De acordo com uma pesquisa global da Booking.com, 69% dos viajantes brasileiros consideram a culinária uma das principais motivações para escolher um destino. O estudo mostra que a influência da gastronomia se estende a diferentes públicos. Entre as mulheres, o percentual sobe para 73%, enquanto entre os homens o peso é de 65%. Para os Millennials, a experiência gastronômica é importante para 71% dos respondentes, seguidos pela Geração X (68%) e pela Geração Z (68%).
Esse perfil de consumo afeta diretamente o setor hoteleiro. Segundo o levantamento, quase metade dos brasileiros (43%) que reservaram por meio da OTA considera importante saber se o meio de hospedagem oferece opções de alimentação.
Os dados acima apenas enfatizam a importância da gastronomia como motor do turismo gastronômico e da hospitalidade, assim como seu impacto econômico e cultural no Brasil e no mundo. Hoje (20), é celebrado o Dia Mundial do Chef de Cozinha, e o Hotelier News dá voz a esses profissionais para falar sobre os desafios da profissão, além de tendências que vêm moldando a culinária hoteleira.
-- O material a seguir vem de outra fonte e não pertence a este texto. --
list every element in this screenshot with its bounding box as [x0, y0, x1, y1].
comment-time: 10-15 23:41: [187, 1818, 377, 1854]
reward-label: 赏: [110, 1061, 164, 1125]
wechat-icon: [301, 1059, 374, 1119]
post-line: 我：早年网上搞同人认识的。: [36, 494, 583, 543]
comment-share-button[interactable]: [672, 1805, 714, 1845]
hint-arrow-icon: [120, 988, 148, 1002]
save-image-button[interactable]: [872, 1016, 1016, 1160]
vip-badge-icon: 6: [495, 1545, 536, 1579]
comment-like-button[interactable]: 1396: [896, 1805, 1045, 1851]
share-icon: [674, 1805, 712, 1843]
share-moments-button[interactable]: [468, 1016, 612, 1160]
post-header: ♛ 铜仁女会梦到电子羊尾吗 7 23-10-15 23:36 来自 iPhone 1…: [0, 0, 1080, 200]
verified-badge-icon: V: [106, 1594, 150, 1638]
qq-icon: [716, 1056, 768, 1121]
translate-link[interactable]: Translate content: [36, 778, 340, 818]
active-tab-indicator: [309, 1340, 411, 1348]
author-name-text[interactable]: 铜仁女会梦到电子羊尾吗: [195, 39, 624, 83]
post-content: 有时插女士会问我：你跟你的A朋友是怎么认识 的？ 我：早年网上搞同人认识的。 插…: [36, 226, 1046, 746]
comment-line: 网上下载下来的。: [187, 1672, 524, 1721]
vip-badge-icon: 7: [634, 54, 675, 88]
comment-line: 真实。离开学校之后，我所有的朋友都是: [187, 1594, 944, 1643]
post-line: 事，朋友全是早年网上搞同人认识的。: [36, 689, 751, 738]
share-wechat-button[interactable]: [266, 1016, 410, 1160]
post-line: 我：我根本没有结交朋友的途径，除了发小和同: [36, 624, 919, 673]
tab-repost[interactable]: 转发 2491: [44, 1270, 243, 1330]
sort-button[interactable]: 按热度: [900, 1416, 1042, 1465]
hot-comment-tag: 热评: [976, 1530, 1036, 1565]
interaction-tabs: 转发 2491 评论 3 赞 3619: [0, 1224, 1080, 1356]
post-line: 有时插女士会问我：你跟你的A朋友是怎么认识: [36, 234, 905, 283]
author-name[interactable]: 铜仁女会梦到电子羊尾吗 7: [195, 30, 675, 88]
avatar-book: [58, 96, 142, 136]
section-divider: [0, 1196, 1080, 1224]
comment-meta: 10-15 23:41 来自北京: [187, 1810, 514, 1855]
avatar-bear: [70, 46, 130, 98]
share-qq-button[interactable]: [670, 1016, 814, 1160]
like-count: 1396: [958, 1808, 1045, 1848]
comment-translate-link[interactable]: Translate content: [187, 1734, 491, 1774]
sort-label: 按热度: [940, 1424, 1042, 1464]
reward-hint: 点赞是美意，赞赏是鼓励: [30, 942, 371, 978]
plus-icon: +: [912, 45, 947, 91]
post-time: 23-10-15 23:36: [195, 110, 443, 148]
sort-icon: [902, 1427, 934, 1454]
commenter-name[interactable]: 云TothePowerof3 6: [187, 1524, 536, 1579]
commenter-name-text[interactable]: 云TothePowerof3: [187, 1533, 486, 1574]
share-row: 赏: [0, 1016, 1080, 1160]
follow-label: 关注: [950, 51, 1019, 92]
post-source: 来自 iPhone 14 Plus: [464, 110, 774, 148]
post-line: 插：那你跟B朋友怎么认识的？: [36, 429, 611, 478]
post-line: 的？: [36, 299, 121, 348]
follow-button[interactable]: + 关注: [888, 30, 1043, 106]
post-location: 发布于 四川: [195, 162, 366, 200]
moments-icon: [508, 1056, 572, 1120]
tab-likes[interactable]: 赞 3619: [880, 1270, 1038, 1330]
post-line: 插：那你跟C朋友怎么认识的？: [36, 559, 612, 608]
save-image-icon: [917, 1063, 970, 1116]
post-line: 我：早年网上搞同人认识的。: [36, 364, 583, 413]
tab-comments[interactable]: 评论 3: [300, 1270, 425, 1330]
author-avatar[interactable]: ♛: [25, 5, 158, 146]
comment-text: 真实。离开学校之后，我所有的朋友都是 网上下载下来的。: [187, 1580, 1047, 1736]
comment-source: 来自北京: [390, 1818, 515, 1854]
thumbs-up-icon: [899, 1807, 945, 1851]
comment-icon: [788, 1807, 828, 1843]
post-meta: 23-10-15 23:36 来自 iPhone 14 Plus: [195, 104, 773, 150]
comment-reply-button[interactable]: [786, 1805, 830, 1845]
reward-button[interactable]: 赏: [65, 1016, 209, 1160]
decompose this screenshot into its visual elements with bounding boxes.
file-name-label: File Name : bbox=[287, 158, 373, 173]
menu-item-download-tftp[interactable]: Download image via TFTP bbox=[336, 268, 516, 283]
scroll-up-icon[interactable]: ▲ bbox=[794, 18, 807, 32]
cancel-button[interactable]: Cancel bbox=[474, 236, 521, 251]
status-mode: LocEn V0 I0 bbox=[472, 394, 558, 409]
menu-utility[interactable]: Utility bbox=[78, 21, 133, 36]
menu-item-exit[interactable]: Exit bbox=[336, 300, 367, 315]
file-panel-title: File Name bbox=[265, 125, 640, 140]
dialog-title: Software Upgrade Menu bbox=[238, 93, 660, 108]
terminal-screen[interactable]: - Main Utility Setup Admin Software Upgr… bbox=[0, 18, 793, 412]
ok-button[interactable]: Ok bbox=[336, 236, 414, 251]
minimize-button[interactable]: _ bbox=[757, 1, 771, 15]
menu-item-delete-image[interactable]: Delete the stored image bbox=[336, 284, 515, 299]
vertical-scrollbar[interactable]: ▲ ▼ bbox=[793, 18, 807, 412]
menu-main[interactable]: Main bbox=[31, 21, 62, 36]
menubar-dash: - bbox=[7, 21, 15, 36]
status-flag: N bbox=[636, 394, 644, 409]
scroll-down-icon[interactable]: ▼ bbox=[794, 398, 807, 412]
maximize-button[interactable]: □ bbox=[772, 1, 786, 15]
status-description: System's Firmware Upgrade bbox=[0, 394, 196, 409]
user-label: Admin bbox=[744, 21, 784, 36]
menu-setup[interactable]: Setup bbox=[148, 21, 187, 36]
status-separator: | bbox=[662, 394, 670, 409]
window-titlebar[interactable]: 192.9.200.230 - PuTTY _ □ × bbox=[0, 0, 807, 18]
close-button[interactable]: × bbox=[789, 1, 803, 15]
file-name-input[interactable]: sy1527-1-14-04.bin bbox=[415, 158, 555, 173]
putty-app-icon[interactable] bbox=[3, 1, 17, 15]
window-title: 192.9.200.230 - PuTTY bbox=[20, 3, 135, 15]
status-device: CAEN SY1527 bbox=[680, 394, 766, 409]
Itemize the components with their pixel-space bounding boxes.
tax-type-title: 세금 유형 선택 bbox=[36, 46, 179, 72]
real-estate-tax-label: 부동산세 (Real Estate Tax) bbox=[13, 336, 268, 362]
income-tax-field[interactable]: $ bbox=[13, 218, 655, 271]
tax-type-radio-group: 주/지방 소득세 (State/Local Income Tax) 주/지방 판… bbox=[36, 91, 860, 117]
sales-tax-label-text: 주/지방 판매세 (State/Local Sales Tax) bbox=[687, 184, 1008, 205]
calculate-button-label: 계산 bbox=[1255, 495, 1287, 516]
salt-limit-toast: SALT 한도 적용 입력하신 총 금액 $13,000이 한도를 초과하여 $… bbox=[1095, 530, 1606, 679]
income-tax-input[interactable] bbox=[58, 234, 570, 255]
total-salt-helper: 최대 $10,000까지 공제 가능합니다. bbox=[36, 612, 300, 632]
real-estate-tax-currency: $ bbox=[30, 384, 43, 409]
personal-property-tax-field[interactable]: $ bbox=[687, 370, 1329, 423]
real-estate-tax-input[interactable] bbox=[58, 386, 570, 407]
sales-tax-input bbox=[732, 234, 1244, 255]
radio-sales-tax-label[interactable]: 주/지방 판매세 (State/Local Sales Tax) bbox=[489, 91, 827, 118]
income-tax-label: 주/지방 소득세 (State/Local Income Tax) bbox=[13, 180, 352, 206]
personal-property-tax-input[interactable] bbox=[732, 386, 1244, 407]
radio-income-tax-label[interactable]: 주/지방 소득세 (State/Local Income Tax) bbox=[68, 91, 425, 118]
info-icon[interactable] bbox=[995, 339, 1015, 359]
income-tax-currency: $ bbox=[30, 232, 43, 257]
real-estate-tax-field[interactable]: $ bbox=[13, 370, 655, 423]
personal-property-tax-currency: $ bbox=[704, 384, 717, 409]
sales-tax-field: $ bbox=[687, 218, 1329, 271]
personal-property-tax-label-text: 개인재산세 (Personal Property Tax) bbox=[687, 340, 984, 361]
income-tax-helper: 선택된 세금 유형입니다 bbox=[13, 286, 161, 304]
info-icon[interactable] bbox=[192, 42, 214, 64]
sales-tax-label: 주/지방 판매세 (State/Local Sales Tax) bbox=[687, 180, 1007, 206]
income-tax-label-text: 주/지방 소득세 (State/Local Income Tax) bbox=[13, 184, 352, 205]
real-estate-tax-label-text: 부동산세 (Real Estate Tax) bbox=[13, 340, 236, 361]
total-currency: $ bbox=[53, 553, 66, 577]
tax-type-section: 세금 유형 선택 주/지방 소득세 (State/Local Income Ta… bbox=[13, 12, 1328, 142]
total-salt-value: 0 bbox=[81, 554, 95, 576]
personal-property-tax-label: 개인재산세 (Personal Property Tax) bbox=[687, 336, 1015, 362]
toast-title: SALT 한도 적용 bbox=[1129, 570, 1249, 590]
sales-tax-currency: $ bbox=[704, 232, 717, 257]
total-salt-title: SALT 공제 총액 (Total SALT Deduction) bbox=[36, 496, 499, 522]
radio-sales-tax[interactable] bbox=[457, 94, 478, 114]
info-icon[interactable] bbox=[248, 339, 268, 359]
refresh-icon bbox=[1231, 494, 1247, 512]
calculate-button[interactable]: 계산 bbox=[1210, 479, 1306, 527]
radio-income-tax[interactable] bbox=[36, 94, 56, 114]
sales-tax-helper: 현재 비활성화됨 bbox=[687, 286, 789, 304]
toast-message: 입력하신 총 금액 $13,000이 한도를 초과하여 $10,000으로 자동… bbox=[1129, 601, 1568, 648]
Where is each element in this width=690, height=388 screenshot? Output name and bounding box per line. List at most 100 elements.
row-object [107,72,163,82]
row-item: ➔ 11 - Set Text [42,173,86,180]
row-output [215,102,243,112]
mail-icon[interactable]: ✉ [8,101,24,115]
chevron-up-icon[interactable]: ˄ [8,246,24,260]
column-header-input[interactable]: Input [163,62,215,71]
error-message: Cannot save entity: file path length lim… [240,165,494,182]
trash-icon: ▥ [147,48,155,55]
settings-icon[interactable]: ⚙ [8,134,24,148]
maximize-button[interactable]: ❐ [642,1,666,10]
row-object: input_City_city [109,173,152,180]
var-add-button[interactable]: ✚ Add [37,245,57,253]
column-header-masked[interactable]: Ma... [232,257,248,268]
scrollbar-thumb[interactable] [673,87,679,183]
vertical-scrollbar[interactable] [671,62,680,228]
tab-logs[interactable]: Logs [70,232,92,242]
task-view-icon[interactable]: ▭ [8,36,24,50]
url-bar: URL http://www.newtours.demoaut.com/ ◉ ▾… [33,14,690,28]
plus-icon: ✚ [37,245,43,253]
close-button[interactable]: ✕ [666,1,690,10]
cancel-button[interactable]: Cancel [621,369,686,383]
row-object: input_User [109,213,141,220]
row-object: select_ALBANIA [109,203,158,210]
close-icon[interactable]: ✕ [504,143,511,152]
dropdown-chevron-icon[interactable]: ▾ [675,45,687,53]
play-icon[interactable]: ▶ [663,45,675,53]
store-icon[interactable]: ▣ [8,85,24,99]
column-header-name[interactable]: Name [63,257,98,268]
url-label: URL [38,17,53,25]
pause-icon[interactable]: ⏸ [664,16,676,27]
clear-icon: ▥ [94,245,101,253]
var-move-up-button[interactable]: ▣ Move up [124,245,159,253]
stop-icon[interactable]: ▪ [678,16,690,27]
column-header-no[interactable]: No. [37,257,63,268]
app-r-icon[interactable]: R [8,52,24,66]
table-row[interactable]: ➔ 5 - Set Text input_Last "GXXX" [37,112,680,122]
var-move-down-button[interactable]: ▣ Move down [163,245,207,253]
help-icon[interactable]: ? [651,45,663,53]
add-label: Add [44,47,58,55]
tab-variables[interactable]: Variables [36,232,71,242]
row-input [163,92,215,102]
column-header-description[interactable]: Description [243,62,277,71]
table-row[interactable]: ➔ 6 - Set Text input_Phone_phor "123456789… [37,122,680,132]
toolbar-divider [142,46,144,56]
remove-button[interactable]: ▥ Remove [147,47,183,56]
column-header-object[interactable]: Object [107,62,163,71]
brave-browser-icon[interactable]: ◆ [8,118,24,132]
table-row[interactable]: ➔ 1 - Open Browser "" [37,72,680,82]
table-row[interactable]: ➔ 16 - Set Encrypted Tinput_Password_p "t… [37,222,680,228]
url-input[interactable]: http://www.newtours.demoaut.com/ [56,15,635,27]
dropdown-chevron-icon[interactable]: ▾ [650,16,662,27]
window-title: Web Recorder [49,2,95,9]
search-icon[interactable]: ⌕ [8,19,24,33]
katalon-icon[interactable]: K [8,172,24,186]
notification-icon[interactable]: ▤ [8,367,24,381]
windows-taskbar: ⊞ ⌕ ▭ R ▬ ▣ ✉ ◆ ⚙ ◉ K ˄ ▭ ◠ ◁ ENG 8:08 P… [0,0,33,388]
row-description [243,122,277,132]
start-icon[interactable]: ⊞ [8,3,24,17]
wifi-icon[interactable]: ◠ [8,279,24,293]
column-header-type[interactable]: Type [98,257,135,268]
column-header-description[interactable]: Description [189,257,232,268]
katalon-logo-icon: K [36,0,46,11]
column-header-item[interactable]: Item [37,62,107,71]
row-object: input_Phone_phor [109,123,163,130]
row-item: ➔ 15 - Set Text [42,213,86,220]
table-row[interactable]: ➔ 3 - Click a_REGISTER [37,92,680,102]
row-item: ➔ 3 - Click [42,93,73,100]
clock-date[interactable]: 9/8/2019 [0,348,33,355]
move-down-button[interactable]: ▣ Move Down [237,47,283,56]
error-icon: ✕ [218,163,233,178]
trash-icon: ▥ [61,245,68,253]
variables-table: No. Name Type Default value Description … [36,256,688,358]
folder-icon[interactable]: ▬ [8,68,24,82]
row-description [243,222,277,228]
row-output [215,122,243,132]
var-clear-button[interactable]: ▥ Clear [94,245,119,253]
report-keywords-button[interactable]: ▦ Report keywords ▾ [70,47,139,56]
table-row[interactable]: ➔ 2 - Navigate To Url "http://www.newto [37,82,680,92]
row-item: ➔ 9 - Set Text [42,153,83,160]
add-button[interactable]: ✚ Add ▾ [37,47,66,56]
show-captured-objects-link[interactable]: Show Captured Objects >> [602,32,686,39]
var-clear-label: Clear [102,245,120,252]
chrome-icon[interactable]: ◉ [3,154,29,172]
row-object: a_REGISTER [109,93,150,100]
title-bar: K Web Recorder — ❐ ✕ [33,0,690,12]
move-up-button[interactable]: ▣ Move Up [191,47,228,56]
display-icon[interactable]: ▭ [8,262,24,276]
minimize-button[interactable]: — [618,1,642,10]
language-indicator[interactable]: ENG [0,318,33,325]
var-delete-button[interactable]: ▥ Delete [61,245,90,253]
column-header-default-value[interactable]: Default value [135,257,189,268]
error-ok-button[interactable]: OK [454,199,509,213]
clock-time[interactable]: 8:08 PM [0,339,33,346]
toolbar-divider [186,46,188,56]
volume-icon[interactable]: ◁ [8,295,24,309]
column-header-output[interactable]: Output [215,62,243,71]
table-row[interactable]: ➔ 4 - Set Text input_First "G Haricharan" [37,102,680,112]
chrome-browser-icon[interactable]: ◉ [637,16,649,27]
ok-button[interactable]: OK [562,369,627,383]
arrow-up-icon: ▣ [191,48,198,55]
Dardillac: chef precisa ser um líder completo
De cozinheiro a gestor
Chef executivo do cluster do Fairmont Rio de Janeiro Copacabana, o francês Jérôme Dardillac está radicado no Brasil há três décadas. Para o profissional, a função evoluiu muito ao longo dos anos, indo de cozinheiro a gestor de cozinha. “Hoje o chef precisa ser um líder completo. Um professor, um psicólogo, um amigo ou até mesmo um pai”, reflete.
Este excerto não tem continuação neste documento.